In April, 1858, Mr. Harris returned again to Yedo, and after three months spent in arguing with the Japanese that it would be impossible for them to maintain their policy of isolation, he succeeded in negotiating a new treaty. By this treaty, the port of Kanagawa, present Yokohama, a suburb of Yedo, was substituted for Shimoda as a place for American trade and residence; and in 1860, Hiōgo, the harbor of the most commercial city of Ōsaka, was also to be opened to them. American residents were to enjoy religious freedom, and the privilege of direct trade with the Japanese merchants. The right to have an ambassador resident at Yedo was also included; a position since filled by Mr. Harris himself.

Within a few weeks after the negotiation of this treaty, Lord Elgin, British commissioner to China and Japan, arrived at Shimoda with a considerable British squadron. Mr. Harris went on board his ship, and accompanied him to the Bay of Yedo. On the 20th of August, a treaty was signed with the Japanese by Lord Elgin, on the basis of the American treaty. It contained the additional provision,—of which we also have the benefit to render the clause of our treaty giving us all privileges bestowed on other nations,—that no export duty should be charged higher than twenty per cent; certain articles, including cotton and woollen goods, to be admitted at five per cent. On the 9th of October, a similar treaty was signed with Baron Gros, who had visited Yedo as French commissioner. Similar privileges, it is understood, are granted to the Dutch and Russians.
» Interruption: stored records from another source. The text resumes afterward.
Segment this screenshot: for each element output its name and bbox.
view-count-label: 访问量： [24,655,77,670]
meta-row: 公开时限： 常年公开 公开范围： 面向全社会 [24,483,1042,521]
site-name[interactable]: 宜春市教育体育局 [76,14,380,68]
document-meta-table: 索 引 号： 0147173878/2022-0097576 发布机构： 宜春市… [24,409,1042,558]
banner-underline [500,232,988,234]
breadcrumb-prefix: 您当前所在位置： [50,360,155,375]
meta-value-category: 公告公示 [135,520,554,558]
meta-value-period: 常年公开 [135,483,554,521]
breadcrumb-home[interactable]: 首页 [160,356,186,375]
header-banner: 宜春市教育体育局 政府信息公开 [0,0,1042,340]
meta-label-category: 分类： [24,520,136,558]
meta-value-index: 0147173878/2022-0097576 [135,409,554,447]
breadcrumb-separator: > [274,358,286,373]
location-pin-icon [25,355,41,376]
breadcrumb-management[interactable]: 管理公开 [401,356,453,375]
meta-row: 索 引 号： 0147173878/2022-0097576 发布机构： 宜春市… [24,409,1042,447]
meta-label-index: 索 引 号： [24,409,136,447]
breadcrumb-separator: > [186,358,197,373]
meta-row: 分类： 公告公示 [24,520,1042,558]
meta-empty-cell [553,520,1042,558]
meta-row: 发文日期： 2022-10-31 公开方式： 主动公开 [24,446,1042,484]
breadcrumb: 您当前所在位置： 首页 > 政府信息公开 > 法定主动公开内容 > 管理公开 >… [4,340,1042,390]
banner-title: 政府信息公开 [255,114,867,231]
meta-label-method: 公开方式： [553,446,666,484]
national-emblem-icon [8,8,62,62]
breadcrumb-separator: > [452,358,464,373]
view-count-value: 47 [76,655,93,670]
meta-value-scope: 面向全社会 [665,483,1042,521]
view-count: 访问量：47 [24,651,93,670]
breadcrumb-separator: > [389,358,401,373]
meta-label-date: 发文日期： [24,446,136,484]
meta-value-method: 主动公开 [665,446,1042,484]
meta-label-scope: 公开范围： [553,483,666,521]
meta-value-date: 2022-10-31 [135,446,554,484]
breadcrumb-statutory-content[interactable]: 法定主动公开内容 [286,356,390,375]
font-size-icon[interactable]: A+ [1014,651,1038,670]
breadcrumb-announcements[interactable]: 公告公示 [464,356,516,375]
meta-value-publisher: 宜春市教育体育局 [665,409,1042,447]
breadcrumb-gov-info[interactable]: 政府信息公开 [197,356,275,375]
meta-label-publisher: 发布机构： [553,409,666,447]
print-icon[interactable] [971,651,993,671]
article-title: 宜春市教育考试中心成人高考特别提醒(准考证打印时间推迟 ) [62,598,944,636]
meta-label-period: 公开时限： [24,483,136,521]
With the signing of these treaties the Japanese authorities may be considered as having yielded the point of the re-establishment of foreign intercourse. But a great difference of opinion as to this policy is understood still to exist among the nobles and princes of the Empire; and it is not impossible that these concessions to foreigners may lead to internal commotions.

By one of the articles of this new treaty, negotiated by Mr. Harris, the Japanese agreed to send an embassy to Washington, as bearers of the Emperor’s ratification. The fulfilment of this promise was for some time delayed, partly, perhaps, by reason of the caution and slowness characteristic of Japanese policy, but principally, it is supposed, on account of the strong opposition of a large party of the princes and nobles to the new scheme of foreign intercourse. At length, however, on the 27th of February, 1860, the ambassadors, three in number, with a suite of seventy-three persons, embarked on board the United States steamer, the “Powhatan,” the American government having undertaken to convey them to the United States, and to carry them back again. The “Kanrin-maru,” a war steamer of two hundred and fifty tons, built for the Japanese by the Dutch, and manned with a Japanese crew of seventy men, arrived at San Francisco on the 14th of March, after a passage of forty days from the Bay of Yedo, to give notice of the approach of the ambassadors. The “Powhatan,” after touching at the Sandwich Islands, reached Panama on the 25th of April. The ambassadors, with their attendants, were immediately conveyed on the railroad to Aspinwall, where, the next day, they embarked on board the U.S. steamer “Roanoke,” lying there to receive them. The “Roanoke” sailed for New York, but on arriving at Sandy Hook she was ordered to Norfolk, it having been determined that the embassy should be first received at Washington. At Norfolk the Japanese were transferred to the steamer “Philadelphia.” They reached Washington on the 14th of May, disembarked at the Navy Yard, and were then conveyed to quarters which had been provided for them at Willard’s Hotel. To protect them against imposition, and to provide for their comfort and security, three navy officers who had visited Japan were appointed to the general oversight of the embassy while it remained in this country. On the 14th they visited General Cass, the Secretary of State, and on the next day had a formal audience from the President. Though received as ministers plenipotentiary, their powers appeared to be limited to an exchange of the ratifications of the treaty, and to obtaining information as to the relative value of Japanese and foreign coins,—a point which still remained unsettled in Japan, and was the occasion of much complaint on the part of the foreign residents.